My relationship with Florida has evolved much like a good marriage. It began courting me when I was younger, using my grandparents as bait. I would fly from Washington DC to St. Petersburg by myself when I was about 8. The lovely stewardesses (that’s what they were called back then) would take good care of me and I always walked off the plane with a set of wings.
The temperature during the summer wasn’t much different from home, but there were palm trees and giant birds and beaches within walking distance. And water underneath me to rock me to sleep.
My grandparents lived on a boat. A 40 foot wooden sail boat called The Black Swan. It was awesome and not at all weird to me. I had sailed nearly the entire length of Florida with them, to deliver the boat from Annapolis to Miami, where they stayed for just a short time. They would eventually move to St. Petersburg where they would stay.

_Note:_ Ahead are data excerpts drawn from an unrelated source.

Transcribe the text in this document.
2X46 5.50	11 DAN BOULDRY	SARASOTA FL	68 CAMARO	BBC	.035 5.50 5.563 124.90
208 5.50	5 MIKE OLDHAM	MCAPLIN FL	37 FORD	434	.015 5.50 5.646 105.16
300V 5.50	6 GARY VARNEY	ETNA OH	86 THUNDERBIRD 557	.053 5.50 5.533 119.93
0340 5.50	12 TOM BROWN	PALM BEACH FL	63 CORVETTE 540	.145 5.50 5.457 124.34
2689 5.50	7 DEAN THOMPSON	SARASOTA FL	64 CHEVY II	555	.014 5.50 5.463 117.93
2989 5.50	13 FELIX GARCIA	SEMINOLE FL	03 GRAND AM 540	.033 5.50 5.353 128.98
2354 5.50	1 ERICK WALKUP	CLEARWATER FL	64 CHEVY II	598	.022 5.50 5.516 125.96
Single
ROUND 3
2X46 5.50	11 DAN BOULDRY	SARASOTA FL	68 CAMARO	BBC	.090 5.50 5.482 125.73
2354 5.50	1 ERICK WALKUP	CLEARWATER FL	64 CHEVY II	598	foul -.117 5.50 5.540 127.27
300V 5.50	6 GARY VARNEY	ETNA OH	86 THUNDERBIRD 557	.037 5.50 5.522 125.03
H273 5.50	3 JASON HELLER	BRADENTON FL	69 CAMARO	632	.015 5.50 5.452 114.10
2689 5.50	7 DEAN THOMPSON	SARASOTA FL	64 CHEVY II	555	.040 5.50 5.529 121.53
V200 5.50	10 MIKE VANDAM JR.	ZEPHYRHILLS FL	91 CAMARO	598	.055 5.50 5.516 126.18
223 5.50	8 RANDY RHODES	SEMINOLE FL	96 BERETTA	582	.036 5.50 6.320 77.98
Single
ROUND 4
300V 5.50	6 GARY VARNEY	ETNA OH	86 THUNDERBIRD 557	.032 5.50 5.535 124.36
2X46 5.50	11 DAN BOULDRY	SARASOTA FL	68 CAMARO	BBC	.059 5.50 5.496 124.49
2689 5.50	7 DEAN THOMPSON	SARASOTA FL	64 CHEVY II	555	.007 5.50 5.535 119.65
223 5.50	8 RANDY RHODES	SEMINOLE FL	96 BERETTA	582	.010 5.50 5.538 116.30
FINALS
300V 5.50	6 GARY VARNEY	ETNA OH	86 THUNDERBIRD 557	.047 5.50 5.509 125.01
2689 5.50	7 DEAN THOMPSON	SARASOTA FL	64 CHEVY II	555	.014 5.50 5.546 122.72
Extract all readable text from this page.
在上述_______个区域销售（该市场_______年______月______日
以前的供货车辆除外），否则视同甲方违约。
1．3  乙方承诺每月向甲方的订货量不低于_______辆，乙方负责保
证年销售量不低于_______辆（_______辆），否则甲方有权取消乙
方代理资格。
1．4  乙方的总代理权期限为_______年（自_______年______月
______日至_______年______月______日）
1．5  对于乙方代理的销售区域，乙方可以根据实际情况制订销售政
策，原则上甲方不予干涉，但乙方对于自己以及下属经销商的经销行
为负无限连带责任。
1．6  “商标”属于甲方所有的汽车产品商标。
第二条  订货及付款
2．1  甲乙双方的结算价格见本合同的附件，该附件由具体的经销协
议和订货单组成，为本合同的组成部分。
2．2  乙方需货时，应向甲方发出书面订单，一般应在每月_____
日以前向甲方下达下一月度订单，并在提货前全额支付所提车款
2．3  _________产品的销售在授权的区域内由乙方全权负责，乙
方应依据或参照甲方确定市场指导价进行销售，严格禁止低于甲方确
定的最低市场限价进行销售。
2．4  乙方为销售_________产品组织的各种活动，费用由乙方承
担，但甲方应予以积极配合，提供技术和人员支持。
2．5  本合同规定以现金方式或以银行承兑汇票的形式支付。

Living on the boat suited me. I would shower in a community bathroom at the entrance to the pier. Like everyone else. I would fall asleep and wake up to the sound of the sail’s ropes clanging against the hollow masts. I ate my cereal on the Princess Deck behind the shiny wooden helm. I leapt from dock to boat like a heron and adjusted from sea legs to land legs as if there was no difference.
About 10 years later after my grandfather passed away, my grandmother, unable to keep up with the maintenance of a wooden boat, rented a house on the canal. In winters I would visit. February, when there was less than 10 hours of daylight, most of which I spent inside and office building, and the temperature dipped to “you’ll die out there” lows, I would escape to the warmth of the peninsula. Sunning myself with a paperback on a creaky lawn chair in the middle of the backyard covered with pebbles instead of grass. It was probably only 70 degrees, but to me it was heaven.
Not far from my grandmother were her brothers. My great uncles were spread within a 30 mile radius or so from my great-grandparents house – their parents. They all lived on or near water. I had two great uncles who lived on lakes and canals with alligators, but we swam in them anyway.
Then my brother moved to Florida. Then my mother moved to Florida because healing from a divorce is just easier in paradise. Meanwhile I lived my life in Virginia, then North Carolina and finally Georgia.
I never intended to actually live here, but when circumstances created a shift for me I moved in with my mother for a month in beautiful Delray Beach. I did not know then, that it would be the beginning of my residency here.
From there I made my way back to the west coast, crossed the state again all the way to Daytona Beach and like a pendulum coming to rest, settled in the Orlando area. I have always thought that if I could pick anywhere to live, it wouldn’t be here, but the truth is, I did choose to live here. And I have chosen to stay here for nearly 20 years.
I don’t know that I’ll stay here forever, I try not to predict the future or become overly consumed with what ifs and maybes, but we have settled into a companionable existence, this beautiful state and I.
I admire the tenacity of her landscape, the range of terrains and temperatures. I respect the heat generated by her close relationship to the sun and I am lifted by her breezes. I am left intoxicated by the power and strength of the hurricanes and her resilience in the face of them. I know of no other place where I could walk past an alligator, a cow, a palm tree, a pine tree and a few giant beautiful birds all within the span of a quarter-mile.
I do miss fireflies. I miss the long stretch of spring into summer. But I am content without the grayness of winter and the death of fall.
I thought I was meant more for the sophistication of New York City or the faux laid-back rarefied air of California, but it turns out I can have the best of all worlds, traveling to points north and west and even half way around the globe. It is here that I have chosen to return after those travels, closer to sea level, grounded in my chosen home.
For now this is my home and I explore it as if no one has come before me, marveling at the critters, the colorful bugs, the plethora of dragonflies and the ongoing dialogue between crickets and frogs. They have quite a lot to share. I look for beauty and I find it. Everywhere. There is no where that beauty is not.
Home is where you make it and for now, I have made mine in Florida.